Solving the two ODEs $\frac {dv}{dt}+\frac va=F$ and $c-\frac 12 \frac {du}{dt}-\frac ua=0$

Question

I am reading the article "Optimal Velocity in a Race" by J.B. Keller. In the article the author solves two ODEs. The equations are:
$$(1) \qquad \qquad \frac {dv}{dt}+\frac va=F \quad \text {where} \quad v(0)=0 \quad \text {and} \quad a,F>0$$ $$(2) \qquad \qquad c-\frac 12 \frac {du}{dt}-\frac ua=0 \quad \text {where} \quad t\in [t_1,t_2] \quad \text {and} \quad c,a>0$$

The solution for $(1)$ is $$v(t)=Fa(1-\exp(-\frac ta))$$ and the solution for $(2)$ is $$u(t)=ac+(u(t_1)-ac)\exp(\frac {-2t}a)$$

It was quite a long time ago since I last solved ODEs. Can someone please give some explanations on how the author solved these two eqautions?
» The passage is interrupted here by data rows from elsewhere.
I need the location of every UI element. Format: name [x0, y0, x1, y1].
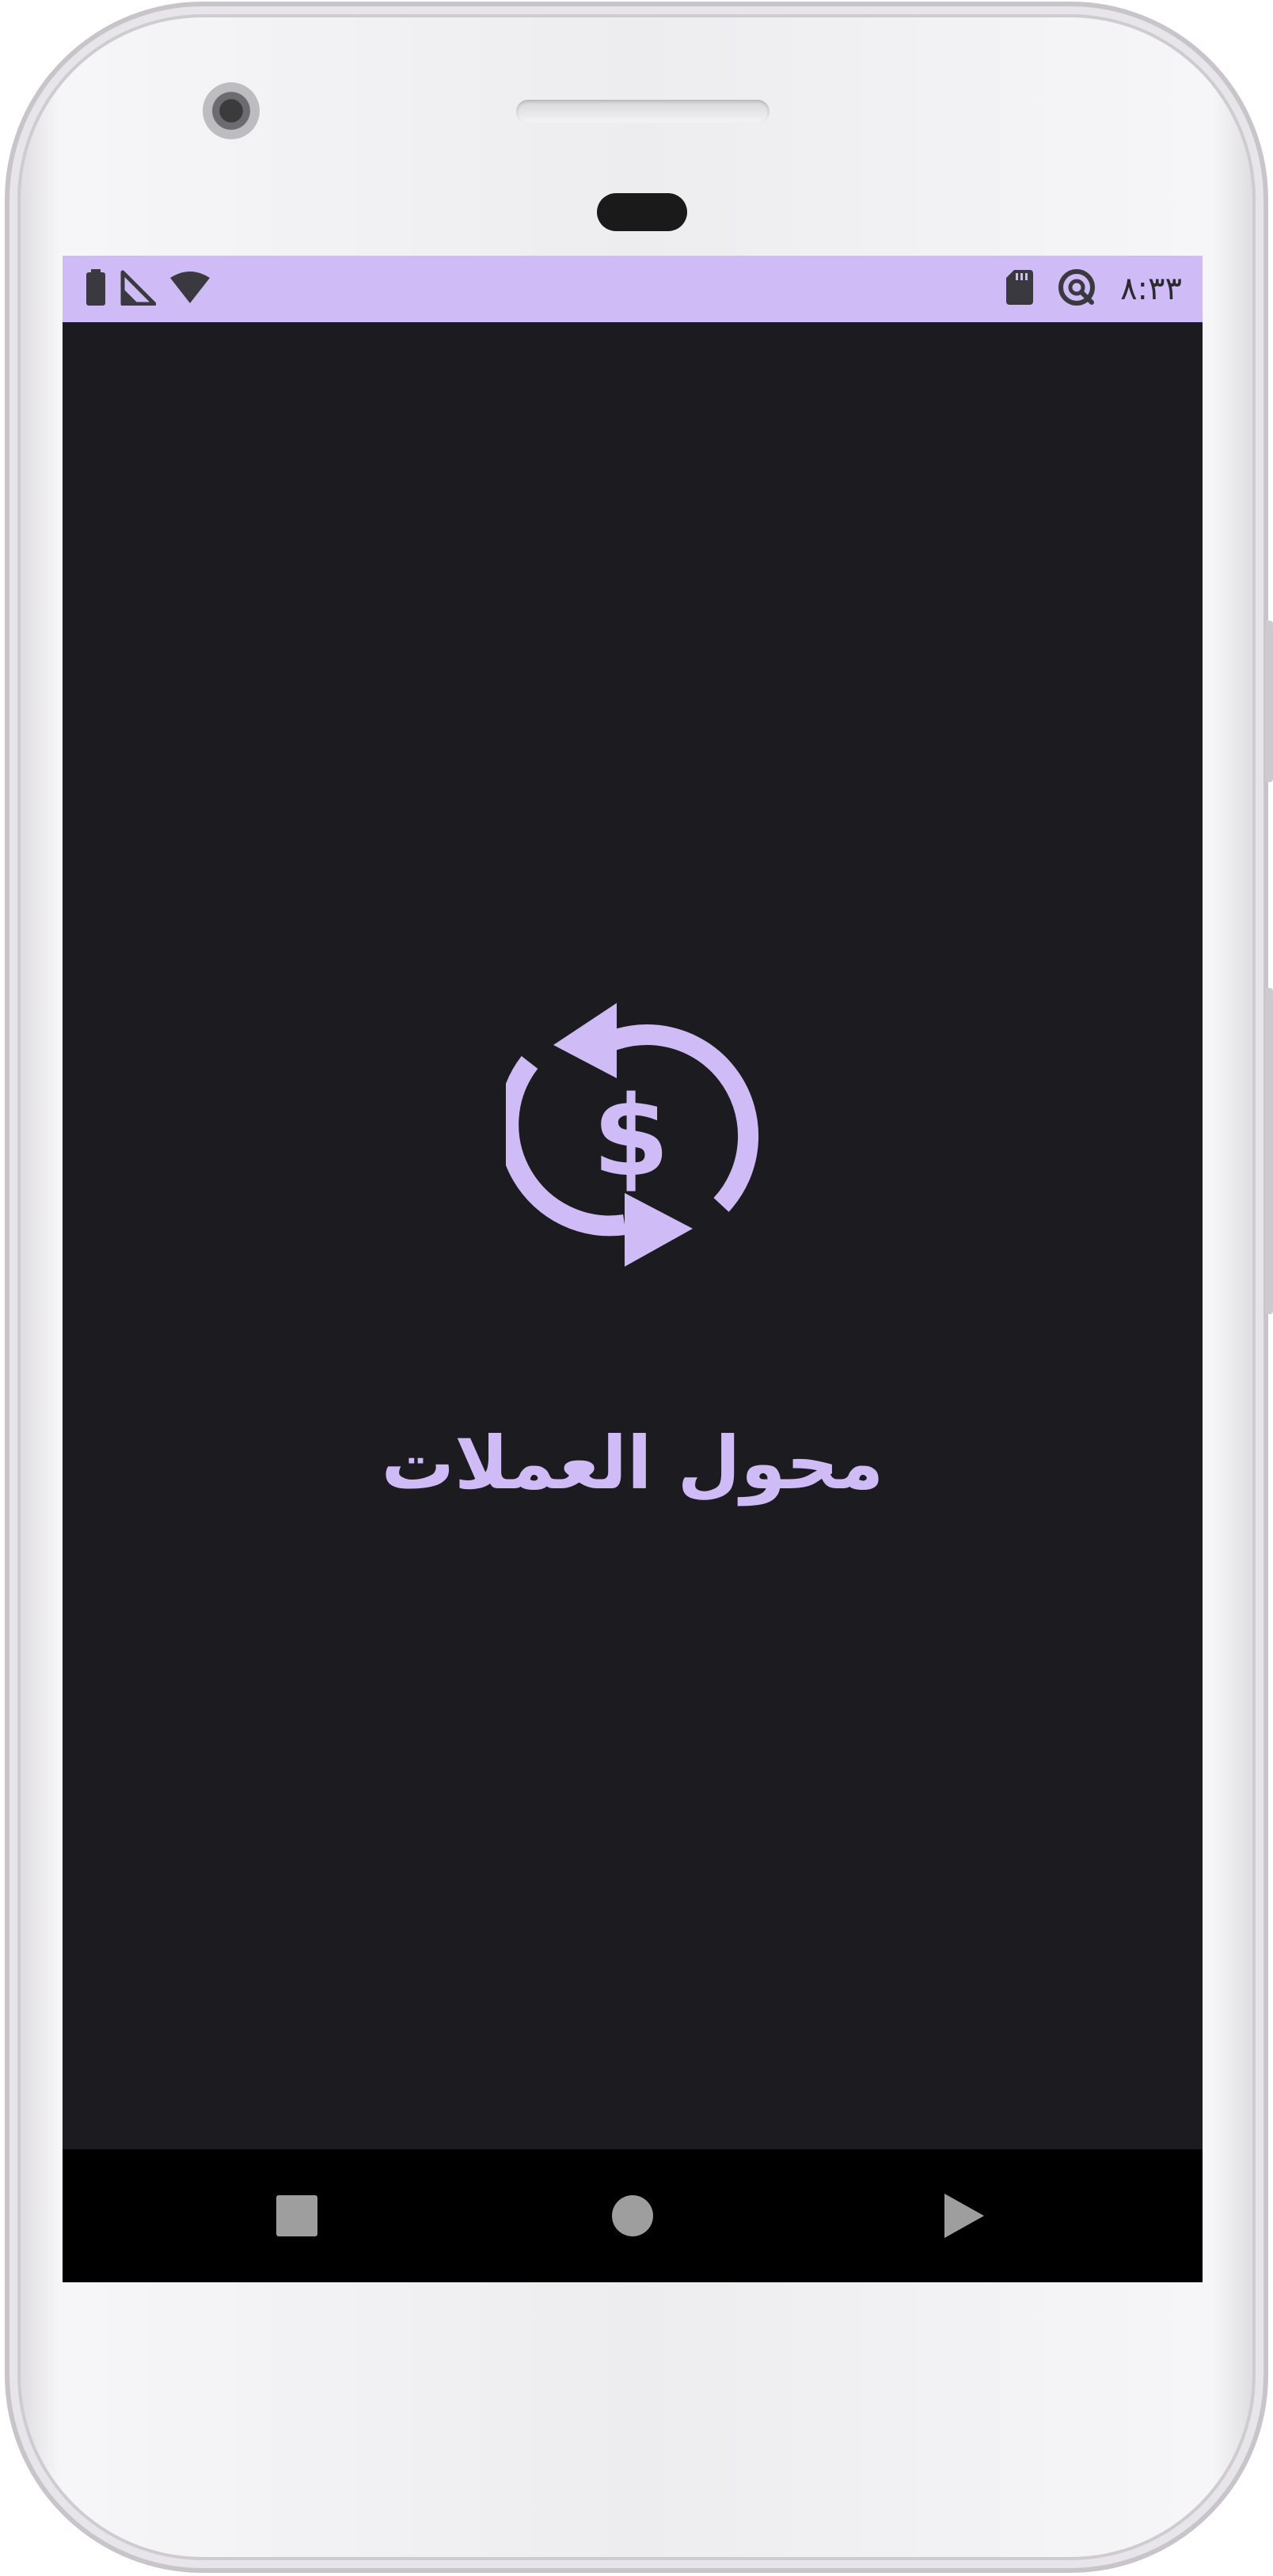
recents-button[interactable]	[249, 2149, 344, 2282]
power-button	[1265, 621, 1273, 782]
sd-card-icon	[1006, 270, 1034, 308]
wifi-icon	[169, 270, 211, 308]
signal-icon	[120, 269, 157, 309]
navigation-bar	[63, 2149, 1203, 2282]
status-icons-left	[85, 256, 211, 322]
battery-icon	[85, 269, 107, 309]
triangle-icon	[944, 2194, 984, 2238]
splash-content: $ محول العملات	[63, 322, 1203, 2149]
status-icons-right: ٨:٣٣	[1006, 256, 1182, 322]
status-time: ٨:٣٣	[1120, 271, 1182, 307]
square-icon	[276, 2195, 317, 2236]
svg-text:$: $	[592, 1073, 669, 1202]
screen: ٨:٣٣ $ محول العملات	[63, 256, 1203, 2282]
home-button[interactable]	[585, 2149, 680, 2282]
earpiece-speaker	[516, 100, 770, 123]
app-title: محول العملات	[381, 1421, 884, 1506]
data-saver-icon	[1057, 268, 1096, 310]
front-camera	[203, 82, 260, 139]
proximity-sensor	[597, 193, 687, 231]
status-bar: ٨:٣٣	[63, 256, 1203, 322]
currency-exchange-icon: $	[498, 999, 767, 1280]
volume-button	[1265, 988, 1273, 1314]
circle-icon	[612, 2195, 653, 2236]
back-button[interactable]	[916, 2149, 1011, 2282]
There are no details in the article.

Answer 1

Yes thats correct for the first equation $$\frac {dv}{dt}+\frac va=F$$ $$\frac {dv}{dt}=-\frac va+F$$ $$\frac {dv}{dt}=-\frac {(v-aF)}a$$ $$\int \frac {dv}{v-aF}=-\int \frac {dt}a$$ $$\ln|{v-aF}|=-\frac {t}a+K$$ $$v=Ke^{-\frac {t}a}+aF$$ $$v(0)=0 \implies K=-aF$$ $$\boxed {v=aF(1-e^{-\frac {t}a})}$$ Same method for the seond equation... $$c-\frac 12 \frac {du}{dt}-\frac ua=0$$ $$ \frac {du}{dt}=-2(\frac ua-c)$$ $$ \int \frac {du}{u-ac}=-2\int \frac {dt}a$$ $$ \ln|{u-ac}|=-2 \frac {t}a+K$$ $$ u=Ke^{-2 \frac {t}a}+ac$$ Normally the constant K should be equal to $$u=Ke^{-2 \frac {t}a}+ac \implies K=(u(t_1)-ac)e^{2 \frac {t_1}a}$$ But the author has for some reason chosen $$ K=(u(t_1)-ac)$$

$$.....$$

Answer 2

The first one is $$\dot{v}+\frac{1}{a}v=F$$ We find integrating factor which is $\exp\left(\displaystyle \int\dfrac{1}{a}\text{d}t\right)=\exp\left(\dfrac{1}{a}t\right)$, i.e we can write $$\exp\left(\frac{1}{a}t\right)\dot{v}+\exp\left(\frac{1}{a}t\right)\frac{1}{a}v=F\exp\left(\frac{1}{a}t\right)\iff \text{d}\left(\exp\left(\frac{1}{a}t\right)v\right)=F\exp\left(\frac{1}{a}t\right)$$ Integrating both sides we get $$\exp\left(\frac{1}{a}t\right)v=aF\exp\left(\frac{1}{a}t\right)+C\iff v=aF+C\exp\left(-\frac{1}{a}t\right)$$ Using initial condition $v(0)=0$, we find that $C=-aF$ and all in all $$v(t)=aF\left(1-\exp\left(-\frac{t}{a}\right)\right)$$

Second equation can be solved using same method.

Edit: as suggested in comments, the equation is separable and that suggests simpler solution.